The gunfight in Mosul that left Saddam Hussein’s murderous sons dead caused wild celebrations in Baghdad and long faces at the Democratic National Committee.

Uday and Qusay were sadists whose crimes were as vile as they were frequent.

Uday was notorious for kidnapping and raping beautiful women. And when Uday tired of his victims, he didn’t discard them. He killed them.

Maxim magazine recounted what happened to one coed Uday kidnapped: “Ordering his guards to stop feeding his Dobermans for two weeks, he had the girl stripped, lathered with honey, and fed to the starving animals.”
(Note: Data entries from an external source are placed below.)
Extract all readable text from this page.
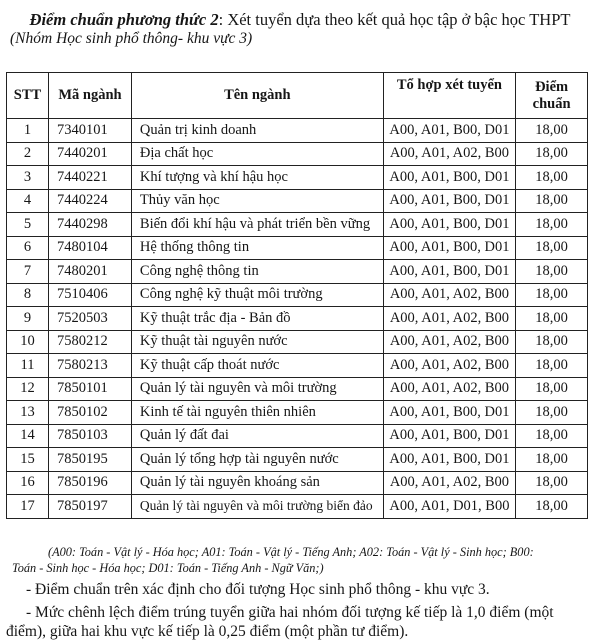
Điểm chuẩn phương thức 2: Xét tuyển dựa theo kết quả học tập ở bậc học THPT
(Nhóm Học sinh phổ thông- khu vực 3)
STT	Mã ngành	Tên ngành	Tổ hợp xét tuyển	Điểm chuẩn
1	7340101	Quản trị kinh doanh	A00, A01, B00, D01	18,00
2	7440201	Địa chất học	A00, A01, A02, B00	18,00
3	7440221	Khí tượng và khí hậu học	A00, A01, B00, D01	18,00
4	7440224	Thủy văn học	A00, A01, B00, D01	18,00
5	7440298	Biến đổi khí hậu và phát triển bền vững	A00, A01, B00, D01	18,00
6	7480104	Hệ thống thông tin	A00, A01, B00, D01	18,00
7	7480201	Công nghệ thông tin	A00, A01, B00, D01	18,00
8	7510406	Công nghệ kỹ thuật môi trường	A00, A01, A02, B00	18,00
9	7520503	Kỹ thuật trắc địa - Bản đồ	A00, A01, A02, B00	18,00
10	7580212	Kỹ thuật tài nguyên nước	A00, A01, A02, B00	18,00
11	7580213	Kỹ thuật cấp thoát nước	A00, A01, A02, B00	18,00
12	7850101	Quản lý tài nguyên và môi trường	A00, A01, A02, B00	18,00
13	7850102	Kinh tế tài nguyên thiên nhiên	A00, A01, B00, D01	18,00
14	7850103	Quản lý đất đai	A00, A01, B00, D01	18,00
15	7850195	Quản lý tổng hợp tài nguyên nước	A00, A01, B00, D01	18,00
16	7850196	Quản lý tài nguyên khoáng sản	A00, A01, A02, B00	18,00
17	7850197	Quản lý tài nguyên và môi trường biển đảo	A00, A01, D01, B00	18,00
(A00: Toán - Vật lý - Hóa học; A01: Toán - Vật lý - Tiếng Anh; A02: Toán - Vật lý - Sinh học; B00:
Toán - Sinh học - Hóa học; D01: Toán - Tiếng Anh - Ngữ Văn;)
- Điểm chuẩn trên xác định cho đối tượng Học sinh phổ thông - khu vực 3.
- Mức chênh lệch điểm trúng tuyển giữa hai nhóm đối tượng kế tiếp là 1,0 điểm (một điểm), giữa hai khu vực kế tiếp là 0,25 điểm (một phần tư điểm).
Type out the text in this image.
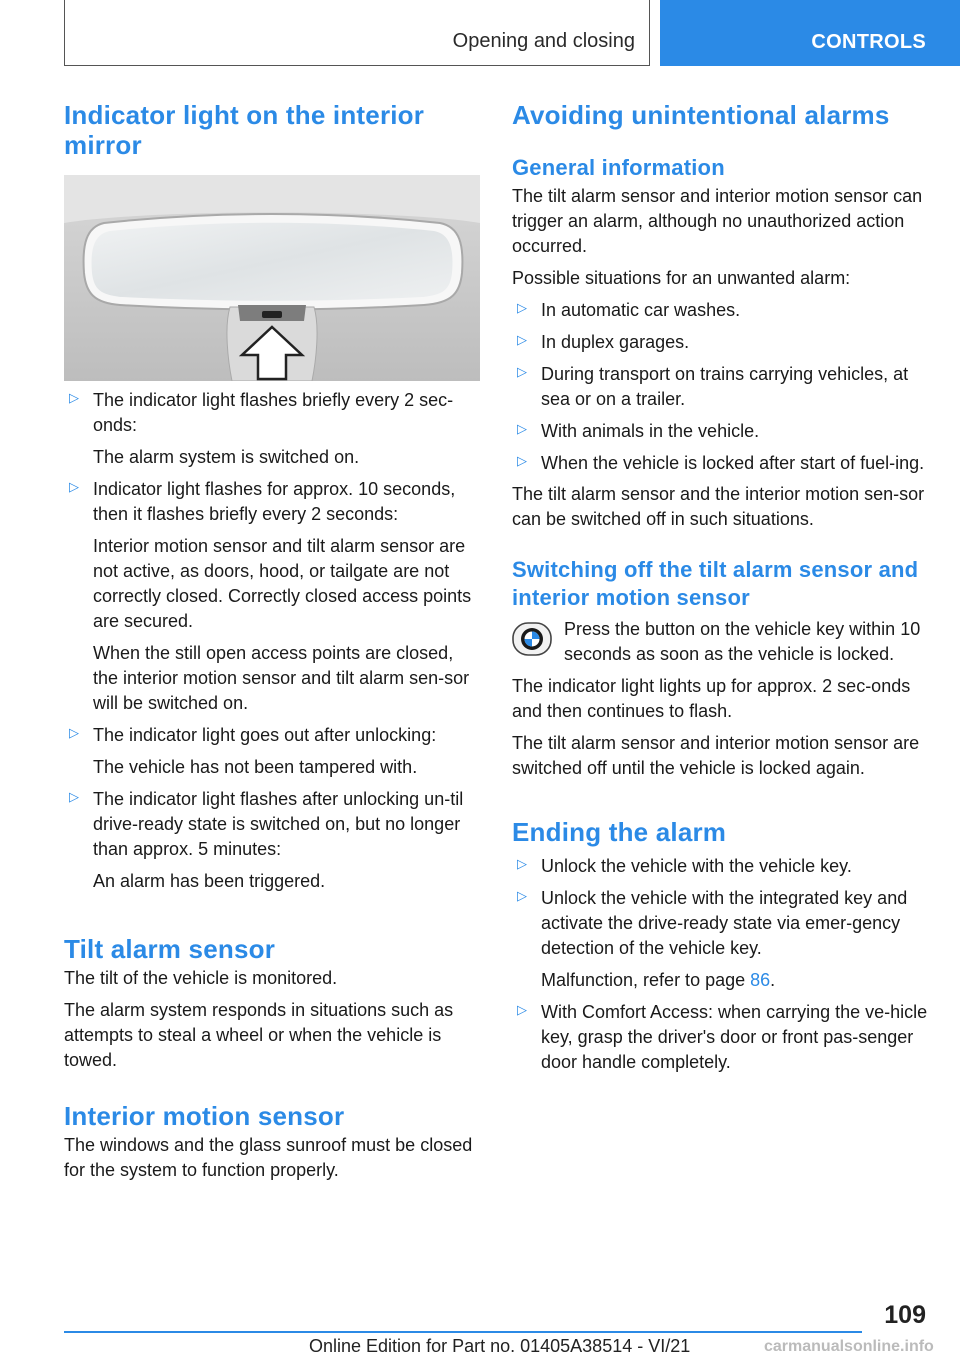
Opening and closing	CONTROLS
Indicator light on the interior mirror
▷ The indicator light flashes briefly every 2 sec‐onds:
The alarm system is switched on.
▷ Indicator light flashes for approx. 10 seconds, then it flashes briefly every 2 seconds:
Interior motion sensor and tilt alarm sensor are not active, as doors, hood, or tailgate are not correctly closed. Correctly closed access points are secured.
When the still open access points are closed, the interior motion sensor and tilt alarm sen‐sor will be switched on.
▷ The indicator light goes out after unlocking:
The vehicle has not been tampered with.
▷ The indicator light flashes after unlocking un‐til drive-ready state is switched on, but no longer than approx. 5 minutes:
An alarm has been triggered.
Tilt alarm sensor

The tilt of the vehicle is monitored.

The alarm system responds in situations such as attempts to steal a wheel or when the vehicle is towed.

Interior motion sensor

The windows and the glass sunroof must be closed for the system to function properly.

Avoiding unintentional alarms
General information

The tilt alarm sensor and interior motion sensor can trigger an alarm, although no unauthorized action occurred.

Possible situations for an unwanted alarm:

▷ In automatic car washes.
▷ In duplex garages.
▷ During transport on trains carrying vehicles, at sea or on a trailer.
▷ With animals in the vehicle.
▷ When the vehicle is locked after start of fuel‐ing.

The tilt alarm sensor and the interior motion sen‐sor can be switched off in such situations.

Switching off the tilt alarm sensor and interior motion sensor

Press the button on the vehicle key within 10 seconds as soon as the vehicle is locked.

The indicator light lights up for approx. 2 sec‐onds and then continues to flash.

The tilt alarm sensor and interior motion sensor are switched off until the vehicle is locked again.

Ending the alarm
▷ Unlock the vehicle with the vehicle key.
▷ Unlock the vehicle with the integrated key and activate the drive-ready state via emer‐gency detection of the vehicle key.
Malfunction, refer to page 86.
▷ With Comfort Access: when carrying the ve‐hicle key, grasp the driver's door or front pas‐senger door handle completely.
109
Online Edition for Part no. 01405A38514 - VI/21	carmanualsonline.info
No wonder so many Iraqis were besides themselves with joy upon learning of their demise:

“An explosion of celebratory gunfire broke out late Tuesday,” reported Agence France Press from Baghdad. “People were seen standing on rooftops and emptying their clips into a night aglow with tracer bullets.”

“This is very good. Uday, Qusay and Saddam are the ones who ruined this country. We are in a mess today because of them,” Abu Mohammed, a shopkeeper, told the Scotsman.
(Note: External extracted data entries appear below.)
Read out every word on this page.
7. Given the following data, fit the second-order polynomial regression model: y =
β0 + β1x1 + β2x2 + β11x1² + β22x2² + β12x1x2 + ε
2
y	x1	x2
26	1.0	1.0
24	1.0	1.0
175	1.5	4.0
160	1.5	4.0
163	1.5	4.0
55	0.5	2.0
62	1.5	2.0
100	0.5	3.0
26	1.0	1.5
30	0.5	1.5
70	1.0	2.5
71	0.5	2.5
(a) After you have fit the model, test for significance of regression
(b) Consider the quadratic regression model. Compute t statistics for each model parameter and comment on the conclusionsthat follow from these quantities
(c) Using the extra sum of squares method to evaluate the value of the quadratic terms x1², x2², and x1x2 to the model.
The deaths of Uday and Qusay will make things easier for U.S. forces. As the head of the Special Republican Guard, Qusay may have been more responsible for the attacks on American troops than Saddam, but the primary value of their deaths is symbolic:

“For the long suffering people of Iraq, the deaths of Uday and Qusay matter more, on a practical level, than even Saddam’s confirmed death one day will,” wrote retired Army Lt. Col. Ralph Peters. “With his sons alive, Saddam remained a threat to the future. With both of them dead … he’s only a broken tyrant on the run.”

Now ordinary Iraqis will be less afraid to rat out Saddam loyalists in hiding. Now Ba’athists in custody who have been hoping for a restoration of the regime will have more reason to cooperate.

This is great news for the United States, but some Americans are acting as if it were bad news:

When Democratic presidential candidate Howard Dean was asked for his reaction, he said: “The end doesn’t justify the means.”

Rep. Charles Rangel, New York Democrat, said the killing of Uday and Qusay was illegal:

“We have a law on the books that says the United States should not be assassinating anybody,” Rangel said on the Fox television program, “Hannity and Colmes.”